Grandstand / Tribune C

Overlooking the tight right-hander known as Mirabeau Bas, and also Portier corner opposite the entrance to the tunnel, this grandstand is located at an interesting section of the race.

From here, you can see the drivers manoeuver the tight bends before fading off into the darkness of the tunnel, which is regarded as one of the overtaking spots at Monaco, though typically assuming that the car has a significant performance advantage over the one in front.

 The drivers mount the public pavement at Mirabeau Bas, striving to reduce their lap times by any means necessary.

There are toilets located close to the grandstand, and also a water fountain for refilling any water bottles throughout the day. It’s low budget and a big screen is available too, but it is a very small grandstand and in an isolated area. 

If you enjoy a quieter, less crowded grandstand that’s a little further from the heart of the action, then this is the best choice. The sea view to the left is a nice touch too. The atmosphere here isn’t great though, and if you want an energetic and electrifying day at the circuit surrounded by like-minded people, don’t choose this grandstand.

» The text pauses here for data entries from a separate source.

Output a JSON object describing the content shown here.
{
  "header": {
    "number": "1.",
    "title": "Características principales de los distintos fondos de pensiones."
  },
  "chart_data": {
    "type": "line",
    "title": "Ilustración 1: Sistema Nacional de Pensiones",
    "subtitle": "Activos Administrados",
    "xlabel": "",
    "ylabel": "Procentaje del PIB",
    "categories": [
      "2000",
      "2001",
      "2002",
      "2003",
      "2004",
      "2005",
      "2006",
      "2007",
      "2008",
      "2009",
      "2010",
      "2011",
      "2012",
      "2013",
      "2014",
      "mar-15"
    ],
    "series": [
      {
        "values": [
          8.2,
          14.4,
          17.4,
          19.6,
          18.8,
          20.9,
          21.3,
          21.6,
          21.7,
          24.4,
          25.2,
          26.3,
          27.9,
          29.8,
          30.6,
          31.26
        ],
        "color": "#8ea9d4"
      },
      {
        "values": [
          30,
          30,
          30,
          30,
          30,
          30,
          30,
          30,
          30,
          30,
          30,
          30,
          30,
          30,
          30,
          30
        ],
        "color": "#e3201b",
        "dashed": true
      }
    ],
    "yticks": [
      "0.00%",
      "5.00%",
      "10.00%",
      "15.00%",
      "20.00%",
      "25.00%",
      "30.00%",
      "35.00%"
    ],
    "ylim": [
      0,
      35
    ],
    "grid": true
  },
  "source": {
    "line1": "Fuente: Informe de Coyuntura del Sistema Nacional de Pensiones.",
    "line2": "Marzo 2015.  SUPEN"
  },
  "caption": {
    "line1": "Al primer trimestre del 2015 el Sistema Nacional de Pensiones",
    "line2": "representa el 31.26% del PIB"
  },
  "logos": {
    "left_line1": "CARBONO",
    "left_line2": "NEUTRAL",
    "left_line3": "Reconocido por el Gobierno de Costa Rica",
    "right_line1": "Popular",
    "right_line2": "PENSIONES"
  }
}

Most of the food and drink stalls, along with the main F1 Fanzone, are a long walk away. C is the most isolated grandstand at Monaco.  

Grandstand / Tribune A1

 For some guaranteed viewing of the first lap chaos, the A1 grandstand is a good choice. This testing uphill right-hander really challenges the drivers, and a seat overlooking this means you are in the prime position for possibly the most incident-prone area at Monaco.

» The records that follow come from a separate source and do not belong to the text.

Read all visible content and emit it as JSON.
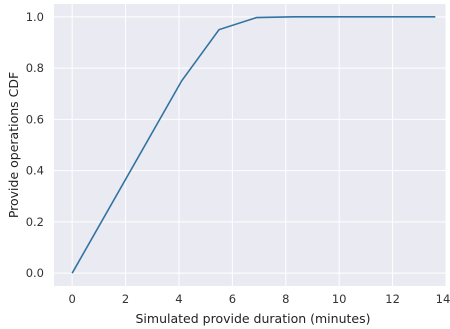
{
  "chart_data": {
    "type": "line",
    "title": "",
    "xlabel": "Simulated provide duration (minutes)",
    "ylabel": "Provide operations CDF",
    "xlim": [
      -0.68,
      14
    ],
    "ylim": [
      -0.05,
      1.05
    ],
    "x_ticks": [
      0,
      2,
      4,
      6,
      8,
      10,
      12,
      14
    ],
    "y_ticks": [
      0.0,
      0.2,
      0.4,
      0.6,
      0.8,
      1.0
    ],
    "x_tick_labels": [
      "0",
      "2",
      "4",
      "6",
      "8",
      "10",
      "12",
      "14"
    ],
    "y_tick_labels": [
      "0.0",
      "0.2",
      "0.4",
      "0.6",
      "0.8",
      "1.0"
    ],
    "grid": true,
    "style": "darkgrid",
    "colors": {
      "background": "#eaeaf2",
      "grid": "#ffffff",
      "line": "#3274a1"
    },
    "series": [
      {
        "x": [
          0,
          4.1,
          5.5,
          6.9,
          8.3,
          9.7,
          11.1,
          12.5,
          13.6
        ],
        "y": [
          0.0,
          0.75,
          0.95,
          0.997,
          1.0,
          1.0,
          1.0,
          1.0,
          1.0
        ]
      }
    ]
  }
}
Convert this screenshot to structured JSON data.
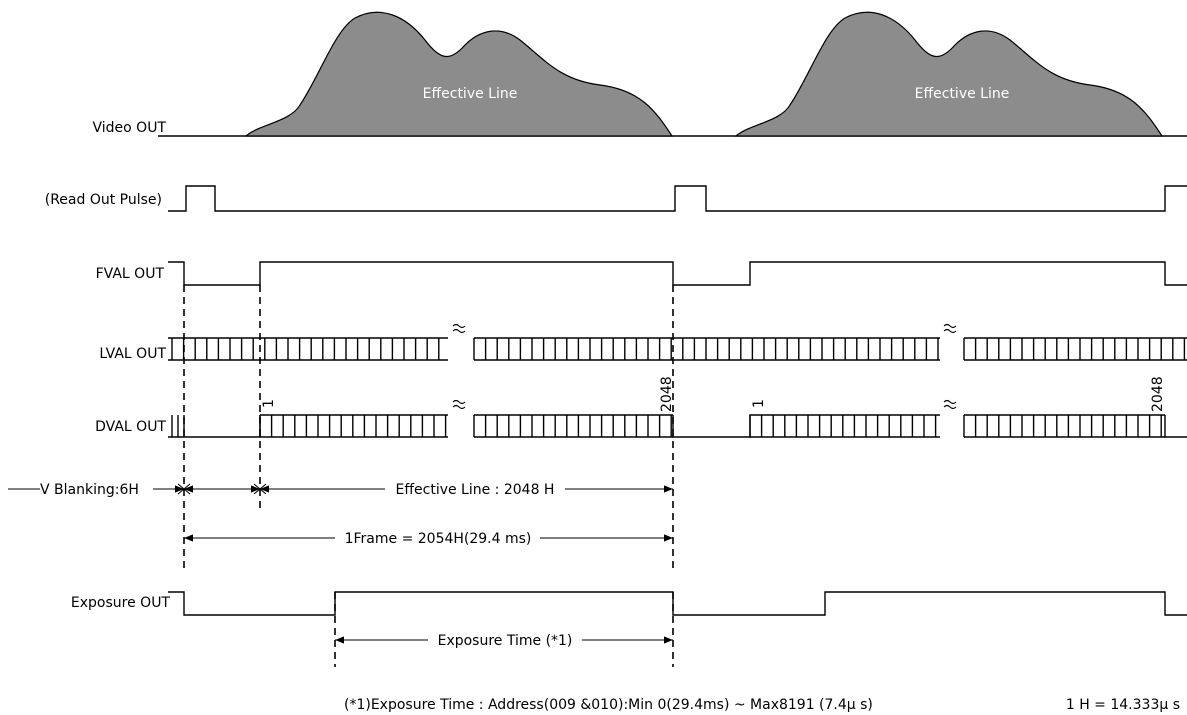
{
  "signals": {
    "video_out": "Video OUT",
    "read_out_pulse": "(Read Out Pulse)",
    "fval_out": "FVAL OUT",
    "lval_out": "LVAL OUT",
    "dval_out": "DVAL OUT",
    "exposure_out": "Exposure OUT"
  },
  "waveform": {
    "label": "Effective Line"
  },
  "line_markers": {
    "first": "1",
    "last": "2048"
  },
  "timing": {
    "v_blanking": "V Blanking:6H",
    "effective_line": "Effective Line : 2048 H",
    "frame": "1Frame = 2054H(29.4 ms)",
    "exposure_time": "Exposure Time (*1)"
  },
  "footnotes": {
    "exposure_note": "(*1)Exposure Time : Address(009 &010):Min 0(29.4ms) ~ Max8191 (7.4μ s)",
    "h_definition": "1 H = 14.333μ s"
  }
}
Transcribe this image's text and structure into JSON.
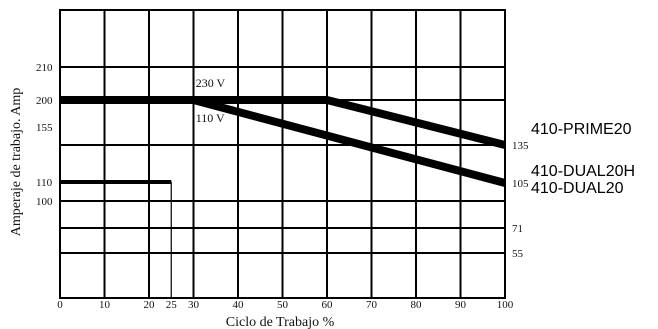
{
  "chart_data": {
    "type": "line",
    "title": "",
    "xlabel": "Ciclo de Trabajo %",
    "ylabel": "Amperaje de trabajo. Amp",
    "xlim": [
      0,
      100
    ],
    "x_ticks": [
      {
        "value": 0,
        "label": "0"
      },
      {
        "value": 10,
        "label": "10"
      },
      {
        "value": 20,
        "label": "20"
      },
      {
        "value": 25,
        "label": "25"
      },
      {
        "value": 30,
        "label": "30"
      },
      {
        "value": 40,
        "label": "40"
      },
      {
        "value": 50,
        "label": "50"
      },
      {
        "value": 60,
        "label": "60"
      },
      {
        "value": 70,
        "label": "70"
      },
      {
        "value": 80,
        "label": "80"
      },
      {
        "value": 90,
        "label": "90"
      },
      {
        "value": 100,
        "label": "100"
      }
    ],
    "y_ticks_left": [
      {
        "value": 210,
        "label": "210"
      },
      {
        "value": 200,
        "label": "200"
      },
      {
        "value": 155,
        "label": "155"
      },
      {
        "value": 110,
        "label": "110"
      },
      {
        "value": 100,
        "label": "100"
      }
    ],
    "y_ticks_right": [
      {
        "value": 135,
        "label": "135"
      },
      {
        "value": 105,
        "label": "105"
      },
      {
        "value": 71,
        "label": "71"
      },
      {
        "value": 55,
        "label": "55"
      }
    ],
    "grid": true,
    "series": [
      {
        "name": "410-PRIME20",
        "x": [
          0,
          60,
          100
        ],
        "y": [
          200,
          200,
          135
        ]
      },
      {
        "name": "410-DUAL20H",
        "x": [
          0,
          30,
          100
        ],
        "y": [
          200,
          200,
          105
        ]
      },
      {
        "name": "",
        "x": [
          0,
          25
        ],
        "y": [
          110,
          110
        ]
      }
    ],
    "annotations": [
      {
        "text": "230 V",
        "x": 30.5,
        "y": 204
      },
      {
        "text": "110 V",
        "x": 30.5,
        "y": 163
      }
    ],
    "model_labels": [
      "410-PRIME20",
      "410-DUAL20H",
      "410-DUAL20"
    ]
  }
}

 A low fence here means there is great visibility, and the lucky people who grab some tickets for the upper rows are treated with an additional view of Tabac corner and the Harbour in the distance. This mid-budget grandstand is close to all the main amenities and there are toilets nearby.

The main drawback is that there is no big screen here, so you may feel out of the loop at times, confined to your single corner vantage point. Still, it overlooks one of the most exciting parts of the race, so should definitely be considered.

Rocher General Admission 

The general admission area at Monaco is vast, and has some spots so good that you won’t quite believe you paid so little for. For the fortunate ones, a view that surpasses what even the most expensive grandstands have to offer is up for grabs.

On the other hand, some of the vantage points are so terribly bad that fans from previous years have demanded refunds, claiming it wasn’t even worth making the trip to Monaco. 

The area extends all along the waterfront right up until the exit of the Anthony Noghes corner, and beyond, to the lower end of the grid and also the pit entrance. A big screen is visible too, meaning you dont have to worry about missing the other parts of the race.

Amenities are on hand, with the odd food/drink stall dotted around, but expect long waiting times. There are toilets too but these will be heavily congested.

The best thing about the general admission zone is the great price, so this is a brilliant choice for anyone on a low budget.

 One of the issues with choosing general admission at Monaco is that, if you would like one of the best viewing spots, you have to get up extremely early.

Everyone will be fighting for these spots, so be prepared to feel a bit cranky later in the afternoon if you don’t function well after an early rise. It is also extremely crowded, so you could be in for a long and stressful day out.

Comfort isn’t a priority here either so don’t be surprised to be stood up all day or sitting on a rock. If you do draw the short straw and end up with a bad spot, you may strongly regret choosing general admission in the first place. 

 The early bird beats the worm, and the views will be worth it if you make the effort to get up early, providing some of the best angles at Monaco.

This, along with the phenomenal atmosphere from the die-hard fans who return year on year, ensures your day will be memorable at the very least.